Comecei a gritar e a pular na cama, era tudo o que eu queria. Aquele curso ia me ajudar com tudo o que eu tinha dificuldades e quem sabe eu não me tornaria a próxima autora best-seller? Okay, parei de sonhar.
Meu pai abriu a porta do meu quarto ofegante com uma vassoura nas mãos.
- Onde... tá... a barata? Eu mato. - ele deve ter corrido quando me ouviu gritar. Lembro da escada e minhas pernas doem só de pensar.
Começo a rir e me jogo nas costas dele, mania que aderi quando tinha seis anos.
- Eu passei pai! EU PASSEI!
- O quê? - ele processou por um tempo até ver Rafa com o notebook. - Você passou? VOCÊ PASSOU! Precisamos contar pra sua mãe.

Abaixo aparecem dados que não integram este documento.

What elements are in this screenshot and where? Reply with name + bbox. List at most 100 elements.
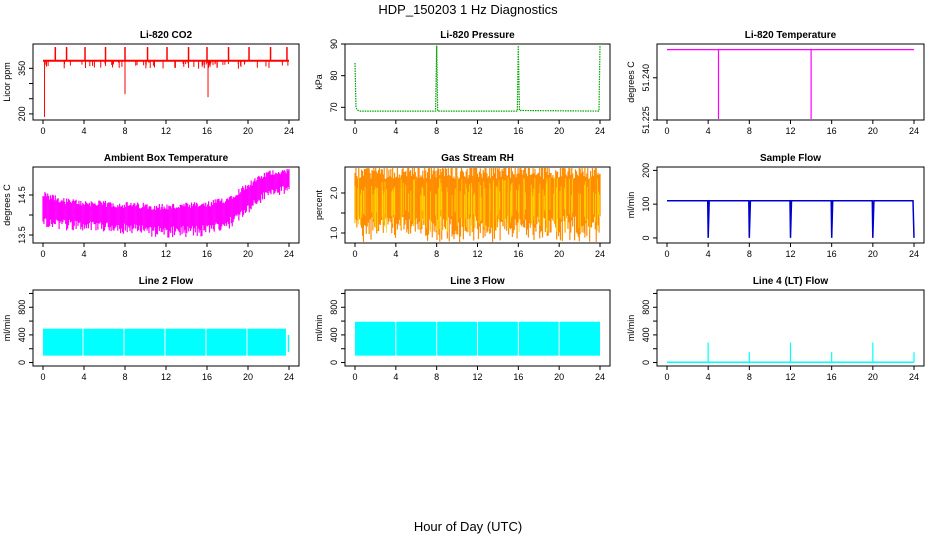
y-axis-label: degrees C <box>626 61 636 103</box>
y-tick-label: 51.225 <box>641 106 651 134</box>
panel-title: Line 3 Flow <box>450 276 505 287</box>
panel-pressure: Li-820 Pressure kPa 0 4 8 12 16 20 24 70 80 90 <box>314 30 611 136</box>
y-tick-label: 800 <box>329 300 339 315</box>
series-rh <box>354 168 601 242</box>
y-tick-label: 0 <box>329 360 339 365</box>
y-tick-label: 400 <box>17 327 27 342</box>
y-tick-label: 14.5 <box>17 186 27 204</box>
x-tick-label: 16 <box>202 126 212 136</box>
x-tick-label: 8 <box>122 249 127 259</box>
x-tick-label: 4 <box>81 249 86 259</box>
x-tick-label: 4 <box>706 372 711 382</box>
panel-li820-temp: Li-820 Temperature degrees C 0 4 8 12 16 20 24 51… <box>626 30 925 136</box>
x-tick-label: 12 <box>472 249 482 259</box>
x-tick-label: 4 <box>81 126 86 136</box>
x-tick-label: 4 <box>81 372 86 382</box>
x-tick-label: 20 <box>243 126 253 136</box>
x-tick-label: 0 <box>352 372 357 382</box>
data-line <box>667 48 914 119</box>
x-tick-label: 24 <box>284 126 294 136</box>
y-tick-label: 80 <box>329 71 339 81</box>
x-tick-label: 20 <box>868 126 878 136</box>
x-tick-label: 20 <box>243 372 253 382</box>
data-line <box>354 45 601 112</box>
data-line <box>667 200 915 238</box>
x-tick-label: 16 <box>202 249 212 259</box>
y-tick-label: 800 <box>17 300 27 315</box>
x-tick-label: 8 <box>747 126 752 136</box>
panel-title: Gas Stream RH <box>441 153 514 164</box>
y-axis-label: ml/min <box>2 315 12 342</box>
x-tick-label: 12 <box>785 126 795 136</box>
x-tick-label: 24 <box>909 126 919 136</box>
x-tick-label: 0 <box>40 126 45 136</box>
x-tick-label: 24 <box>595 126 605 136</box>
y-tick-label: 100 <box>641 197 651 212</box>
series-sample-flow <box>667 200 915 238</box>
x-tick-label: 12 <box>161 126 171 136</box>
data-area <box>43 328 286 356</box>
x-tick-label: 4 <box>393 126 398 136</box>
panel-line4-flow: Line 4 (LT) Flow ml/min 0 4 8 12 16 20 24 0 400 800 <box>626 276 925 382</box>
series-co2 <box>43 47 289 117</box>
y-tick-label: 51.240 <box>641 64 651 92</box>
y-axis-label: degrees C <box>2 184 12 226</box>
x-tick-label: 0 <box>664 372 669 382</box>
panel-co2: Li-820 CO2 Licor ppm 0 4 8 12 16 20 24 200 350 <box>2 30 300 136</box>
x-tick-label: 12 <box>785 372 795 382</box>
x-tick-label: 8 <box>434 372 439 382</box>
plot-frame <box>32 43 300 121</box>
panel-title: Sample Flow <box>760 153 821 164</box>
y-tick-label: 90 <box>329 39 339 49</box>
x-tick-label: 4 <box>706 249 711 259</box>
x-tick-label: 4 <box>393 372 398 382</box>
series-li820-temp <box>667 48 914 119</box>
panel-title: Li-820 Pressure <box>440 30 515 41</box>
x-tick-label: 0 <box>352 126 357 136</box>
plot-frame <box>656 43 925 121</box>
panel-sample-flow: Sample Flow ml/min 0 4 8 12 16 20 24 0 100 200 <box>626 153 925 259</box>
x-tick-label: 16 <box>827 249 837 259</box>
y-tick-label: 0 <box>641 360 651 365</box>
x-tick-label: 24 <box>595 249 605 259</box>
y-tick-label: 1.0 <box>329 227 339 240</box>
x-axis-label: Hour of Day (UTC) <box>413 519 523 534</box>
x-tick-label: 12 <box>161 249 171 259</box>
x-tick-label: 12 <box>472 126 482 136</box>
y-axis-label: percent <box>314 189 324 220</box>
y-tick-label: 350 <box>17 61 27 76</box>
y-axis-label: Licor ppm <box>2 62 12 102</box>
x-tick-label: 16 <box>513 126 523 136</box>
x-tick-label: 0 <box>40 249 45 259</box>
x-tick-label: 20 <box>243 249 253 259</box>
x-tick-label: 4 <box>393 249 398 259</box>
y-tick-label: 400 <box>329 327 339 342</box>
panel-rh: Gas Stream RH percent 0 4 8 12 16 20 24 1.0 2.0 <box>314 153 611 259</box>
series-line3-flow <box>355 321 600 359</box>
series-ambient-temp <box>42 168 290 238</box>
x-tick-label: 0 <box>664 249 669 259</box>
x-tick-label: 8 <box>122 372 127 382</box>
x-tick-label: 0 <box>664 126 669 136</box>
x-tick-label: 8 <box>747 372 752 382</box>
x-tick-label: 8 <box>434 249 439 259</box>
x-tick-label: 8 <box>434 126 439 136</box>
x-tick-label: 8 <box>122 126 127 136</box>
x-tick-label: 20 <box>868 249 878 259</box>
panel-line3-flow: Line 3 Flow ml/min 0 4 8 12 16 20 24 0 400 800 <box>314 276 611 382</box>
x-tick-label: 24 <box>284 249 294 259</box>
panel-line2-flow: Line 2 Flow ml/min 0 4 8 12 16 20 24 0 400 800 <box>2 276 300 382</box>
y-axis-label: kPa <box>314 74 324 90</box>
y-tick-label: 0 <box>17 360 27 365</box>
x-tick-label: 16 <box>202 372 212 382</box>
x-tick-label: 16 <box>513 372 523 382</box>
panel-title: Line 2 Flow <box>139 276 194 287</box>
x-tick-label: 8 <box>747 249 752 259</box>
x-tick-label: 0 <box>352 249 357 259</box>
series-line4-flow <box>667 342 915 363</box>
y-tick-label: 800 <box>641 300 651 315</box>
x-tick-label: 12 <box>785 249 795 259</box>
x-tick-label: 16 <box>513 249 523 259</box>
x-tick-label: 12 <box>472 372 482 382</box>
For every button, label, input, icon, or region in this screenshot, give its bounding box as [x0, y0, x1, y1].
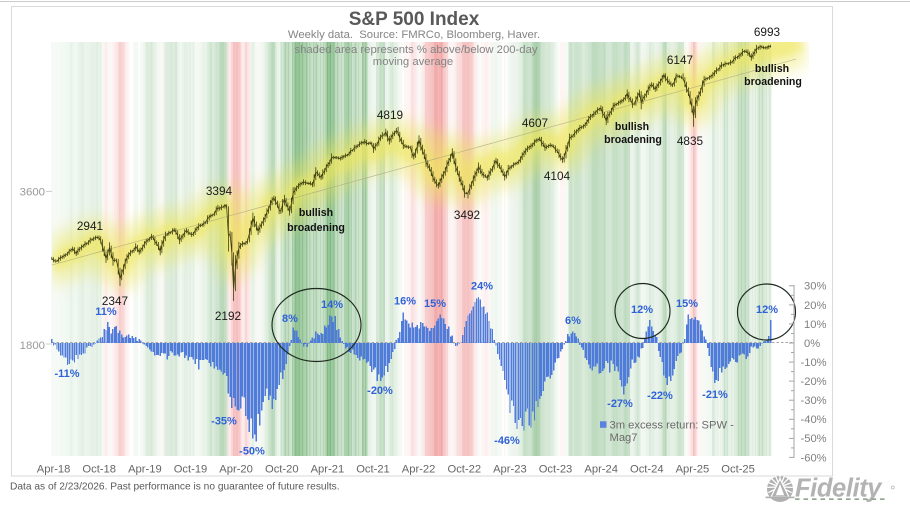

Ele largou a vassoura no chão e saiu correndo pra falar com a minha mãe. Sorri com aquilo, sentiria falta deles. Virei para o Rafa e ele estava calado encarando a parede.
- Ei - tirei o notebook do seu colo e me sentei. - Sabe que a gente pode fazer isso dá certo.
- Não, a gente não pode Julia. - ele suspirou passando a mão no rosto - Eu amo você mas não quero te prender aqui, nem quero me prender a você. Entende? - acenei que sim com a cabeça. Senti que se falasse, poderia desabar a qualquer momento.
- Eu amo você Rafa. - o beijei com tudo de mim. Senti que precisava fazer isso. Precisava mostrar a ele que era muito mais que palavras.
Bom, foi minha última noite com Rafael. Ao menos, naquele ano.
[...]
Quando chegou o dia da viagem, todo o pessoal estava comigo no aeroporto. Todos menos ele. Eu comia a terceira fatia de torta de uma lanchonete maravilhosa do aeroporto, enquanto esperava chamarem o meu voo.
- O que tá rolando? - Alex colocou a mão no meu ombro.
- A única coisa que tá rolando sou eu de tanto bolo que comi. - abandonei o pratinho descartável na mesa.
- Tentou falar com ele? - Maethe me encarava com pena.
- Não vou mandar mensagem. - cocei os olhos, a vontade de chorar só aumentava.
- Você já mandou né? - Olívia, que recentemente tinha pintado o cabelo de rosa e ficado parecido com um algodão doce ambulante me abraçou.
- Já mandei porque sou otária. - a abracei mais forte.
- Ele não visualizou? - Alan perguntou em tom calmo, se até o Alan notou que eu estava desabando, eu era mesmo uma péssima atriz.
- Não, sem contar os recados na caixa postal. Eu sei que a gente terminou mas ele precisava mesmo fazer isso? - senti as lágrimas escorrendo pelo meu rosto e me senti fraca. Rafa tinha esse poder em mim, quando estava com ele era inquebrável. Sem ele, era só eu.
Ouvi a última chamada do meu voo e me despedi dos meus amigos.
Peguei minhas malas e levei o celular a orelha pela última vez.
- Vamo lá Rafa, se você atender eu desisto de tudo. Eu fico por você. - murmurava sozinha apertando o celular cada vez mais forte enquanto minhas lágrimas caiam.
Quando caiu na caixa postal, guardei o celular e tentei sorrir.
Abracei o Alex e o André com toda força que restava em mim.
- Traz uns jogos bem legais pra mim tá?- o pirralho falou enquanto limpava as lentes do óculos na camisa.
Meu pai me abraçou por um tempo mais demorado que o de costume.
- Querida, tome cuidado nas festas. Eles colocam drogas nas bebidas. - minha mãe falava enquanto segurava meus ombros.
- Sério isso mãe?
- Sério.
- Eles colocam droga na bebida de GRAÇA? - minha mãe me deu um tapa e riu.
Decidi deixar a vida me levar, nem que seja para o fundo do poço.